As the town of Colorado Springs was spreading to the east, a need arose for a school east of the Santa Fe Railroad tracks. Bonds were issues for a two-story brick building on the northeast corner of Boulder and Institute Streets. By 1898 four rooms of the building had been completed at a cost of $20,000. The size of the school was doubled in 1902 with the addition of four more rooms. After other additions the building had six classrooms on the first floor and six classrooms on the second floor. The gym was in the basement. The site of the school had been donated to the city by General Palmer and the Colorado Springs Company.

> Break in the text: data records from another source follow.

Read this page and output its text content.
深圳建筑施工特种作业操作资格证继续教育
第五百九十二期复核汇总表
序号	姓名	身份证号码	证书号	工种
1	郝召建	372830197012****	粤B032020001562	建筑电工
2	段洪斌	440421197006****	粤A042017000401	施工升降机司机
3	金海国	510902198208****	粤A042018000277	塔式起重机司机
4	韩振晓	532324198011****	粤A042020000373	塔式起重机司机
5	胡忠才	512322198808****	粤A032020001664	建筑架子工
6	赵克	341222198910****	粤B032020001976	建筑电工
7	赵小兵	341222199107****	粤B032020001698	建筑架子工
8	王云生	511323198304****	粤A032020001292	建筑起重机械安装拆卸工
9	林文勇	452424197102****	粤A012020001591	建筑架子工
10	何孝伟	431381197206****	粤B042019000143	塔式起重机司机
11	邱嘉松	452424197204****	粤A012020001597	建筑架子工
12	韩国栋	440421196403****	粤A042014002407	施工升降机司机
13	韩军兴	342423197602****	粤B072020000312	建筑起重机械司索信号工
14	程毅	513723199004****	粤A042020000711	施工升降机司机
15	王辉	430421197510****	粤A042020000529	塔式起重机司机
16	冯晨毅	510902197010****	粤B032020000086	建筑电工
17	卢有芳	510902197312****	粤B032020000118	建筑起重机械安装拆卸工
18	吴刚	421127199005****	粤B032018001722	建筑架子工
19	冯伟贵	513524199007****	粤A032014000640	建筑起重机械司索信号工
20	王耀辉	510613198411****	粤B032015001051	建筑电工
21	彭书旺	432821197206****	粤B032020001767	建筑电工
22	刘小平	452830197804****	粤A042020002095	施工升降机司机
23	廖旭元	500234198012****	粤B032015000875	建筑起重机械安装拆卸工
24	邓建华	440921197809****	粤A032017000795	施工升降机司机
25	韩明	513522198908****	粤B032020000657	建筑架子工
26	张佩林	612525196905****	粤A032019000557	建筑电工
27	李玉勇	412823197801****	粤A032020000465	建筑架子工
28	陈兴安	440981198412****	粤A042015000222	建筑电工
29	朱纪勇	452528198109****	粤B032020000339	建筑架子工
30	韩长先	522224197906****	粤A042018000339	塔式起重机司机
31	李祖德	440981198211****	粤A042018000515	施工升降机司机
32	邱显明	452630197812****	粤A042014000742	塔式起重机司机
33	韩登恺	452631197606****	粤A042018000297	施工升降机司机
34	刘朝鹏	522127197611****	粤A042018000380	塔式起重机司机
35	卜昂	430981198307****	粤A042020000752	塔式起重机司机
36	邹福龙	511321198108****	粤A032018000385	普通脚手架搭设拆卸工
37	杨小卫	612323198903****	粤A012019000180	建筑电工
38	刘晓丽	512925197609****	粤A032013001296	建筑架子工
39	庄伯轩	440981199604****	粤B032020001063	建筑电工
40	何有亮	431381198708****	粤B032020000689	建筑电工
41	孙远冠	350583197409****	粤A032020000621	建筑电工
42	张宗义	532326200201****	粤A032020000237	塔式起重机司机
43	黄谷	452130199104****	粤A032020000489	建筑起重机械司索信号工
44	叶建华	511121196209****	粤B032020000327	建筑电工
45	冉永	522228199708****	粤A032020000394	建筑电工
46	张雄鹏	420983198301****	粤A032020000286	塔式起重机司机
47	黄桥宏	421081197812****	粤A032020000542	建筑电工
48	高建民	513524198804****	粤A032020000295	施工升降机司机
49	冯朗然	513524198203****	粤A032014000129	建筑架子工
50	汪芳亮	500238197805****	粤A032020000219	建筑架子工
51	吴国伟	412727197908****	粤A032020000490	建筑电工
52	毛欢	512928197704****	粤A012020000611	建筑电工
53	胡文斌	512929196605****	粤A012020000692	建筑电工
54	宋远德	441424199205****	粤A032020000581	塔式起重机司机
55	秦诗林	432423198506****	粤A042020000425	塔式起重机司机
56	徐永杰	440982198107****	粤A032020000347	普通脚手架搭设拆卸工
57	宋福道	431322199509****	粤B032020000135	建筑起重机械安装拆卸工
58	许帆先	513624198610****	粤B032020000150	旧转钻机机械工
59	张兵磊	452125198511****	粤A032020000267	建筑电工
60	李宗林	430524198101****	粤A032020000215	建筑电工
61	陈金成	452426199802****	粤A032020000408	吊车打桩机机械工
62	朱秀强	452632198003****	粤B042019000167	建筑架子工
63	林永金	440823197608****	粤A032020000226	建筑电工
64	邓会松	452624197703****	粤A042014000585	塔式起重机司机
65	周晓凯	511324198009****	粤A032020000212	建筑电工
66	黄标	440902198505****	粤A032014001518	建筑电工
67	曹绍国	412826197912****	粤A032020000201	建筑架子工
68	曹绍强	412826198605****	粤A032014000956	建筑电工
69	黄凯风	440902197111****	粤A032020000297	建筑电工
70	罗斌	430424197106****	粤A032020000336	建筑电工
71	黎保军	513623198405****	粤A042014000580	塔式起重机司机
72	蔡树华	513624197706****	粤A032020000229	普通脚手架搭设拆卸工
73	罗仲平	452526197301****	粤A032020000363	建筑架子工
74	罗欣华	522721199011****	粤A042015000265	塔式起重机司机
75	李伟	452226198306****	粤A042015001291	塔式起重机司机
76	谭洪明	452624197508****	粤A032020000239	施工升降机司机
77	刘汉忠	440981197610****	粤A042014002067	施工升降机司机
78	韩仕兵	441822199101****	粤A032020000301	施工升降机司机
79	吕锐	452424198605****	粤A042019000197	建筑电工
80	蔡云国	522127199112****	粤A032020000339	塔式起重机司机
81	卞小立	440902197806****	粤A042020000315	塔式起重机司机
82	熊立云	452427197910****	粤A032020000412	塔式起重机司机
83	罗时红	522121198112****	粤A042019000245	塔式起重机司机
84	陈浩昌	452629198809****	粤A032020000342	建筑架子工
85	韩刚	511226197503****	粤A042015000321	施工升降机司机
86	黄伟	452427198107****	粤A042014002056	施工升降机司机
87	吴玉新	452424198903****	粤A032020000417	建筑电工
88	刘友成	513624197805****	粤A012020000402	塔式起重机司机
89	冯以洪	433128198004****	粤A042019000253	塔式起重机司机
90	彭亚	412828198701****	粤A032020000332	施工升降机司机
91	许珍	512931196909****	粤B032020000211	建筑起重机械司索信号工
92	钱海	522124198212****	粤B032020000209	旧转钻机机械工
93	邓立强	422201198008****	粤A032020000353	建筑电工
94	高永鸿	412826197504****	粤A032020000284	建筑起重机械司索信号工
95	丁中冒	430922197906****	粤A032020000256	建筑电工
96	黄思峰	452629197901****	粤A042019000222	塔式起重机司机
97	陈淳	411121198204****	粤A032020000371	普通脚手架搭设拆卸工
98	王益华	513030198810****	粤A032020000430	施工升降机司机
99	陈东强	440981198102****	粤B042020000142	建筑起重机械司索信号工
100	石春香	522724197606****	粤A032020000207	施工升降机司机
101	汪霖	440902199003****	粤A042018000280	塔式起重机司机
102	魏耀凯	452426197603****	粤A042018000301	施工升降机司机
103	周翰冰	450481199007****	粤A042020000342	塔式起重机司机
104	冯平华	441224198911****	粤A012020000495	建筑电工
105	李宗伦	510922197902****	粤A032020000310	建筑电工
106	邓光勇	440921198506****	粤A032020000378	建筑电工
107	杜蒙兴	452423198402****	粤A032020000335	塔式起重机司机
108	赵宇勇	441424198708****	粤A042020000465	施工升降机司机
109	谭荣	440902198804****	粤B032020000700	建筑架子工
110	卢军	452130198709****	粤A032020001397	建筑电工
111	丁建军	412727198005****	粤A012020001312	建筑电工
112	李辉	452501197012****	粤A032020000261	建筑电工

The first Columbia School, at 840 East Boulder Street was demolished in the summer of 1972, and a new one-story brick buildings was erected on the north side of the lots at 835 East St. Vrain Street. The new school, built at a total cost of $417,424, was erected in two parts, with Gordon Ingraham drawing up the plans for the 1969 addition and Walter Burgess designing the 1972 addition.

=== Residences ===

Fannie Mae Duncan house – 615 N. Corona Street

Fannie Mae Duncan (1918–2005) was a successful black businesswoman in a field dominated by white men. Her stately home on Corona Street with 42 rooms was built in 1891 for Dr. James A. Hart and was originally located at Nevada and Dale Street. The house was a bit past its prime and marked for demolition in 1952 when Mrs. Duncan bought it and had it moved. It was so large it had to be cut into three parts so that it could be moved to the vacant lots on Corona which were in the "right neighborhood" according to Colorado Springs unspoken rules of racial segregation. Fannie Mae welcomed black entertainers who performed at her very successful Cotton Club (located downtown on Colorado Avenue) to stay at her home. Flower and vegetable gardens surrounded the house as well as an orchard. Mrs. Duncan (hosted many receptions, social events and fundraisers in her home).

Edwin and Lulu Sawyer house – 805 E. Boulder St.

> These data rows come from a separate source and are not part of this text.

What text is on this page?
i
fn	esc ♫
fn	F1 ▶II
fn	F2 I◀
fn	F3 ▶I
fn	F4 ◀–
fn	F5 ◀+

This two and a half-story Queen Anne-style home was built in 1891 for Edwin A Sawyer, a civil engineer and surveyor. Sawyer was in business with William Garstin, Civil and Mining Engineers, U.S. Mineral Surveyors, Irrigation Engineering, Blueprint and Drafting Departments, based in the Hagerman Building, Colorado Springs. Sawyer married Lulu Wilcox in 1895 in a small wedding held at the home of the bride's cousin at 708 E. Boulder by Rev. James Gregg, First Congregational Church. Mrs. Sawyer was on the Board of Education and very active in local civic groups. The Sawyers lived here until Lulu's death in 1910. The property has a carriage house, iron fence and rock wall with distinctive chimney and porch. By the 1940s, the building was divided into apartments.

Joseph Dozier/Frank Waters house – 435 E. Bijou St.

Joseph Dozier (1842–1925) was a contractor and builder for many years. In 1874 he took over Winfield Scott Stratton's carpenter shop after Stratton struck it rich with the Independence Mine in Cripple Creek. Stratton had lived at 513 E. Kiowa Street (no longer existing). Dozier may have built this house before moving his family here in 1892. Dozier was well known in Colorado Springs (he built Nicola Tesla's barn east of the city) and his grandson, Frank Waters (1902–1995), gained even more prominence as an author. Waters lived much of his boyhood with his grandfather and wrote a trilogy of semi-autobiographical books featuring Dozier as a central character. Note the house's front bay which is carried through the second story; bracketing under the roofline and under the gables; decorative shingles; the evenly turned column on the second story porch is unusual; and the ground floor's flared porch columns also unusual on a house this age.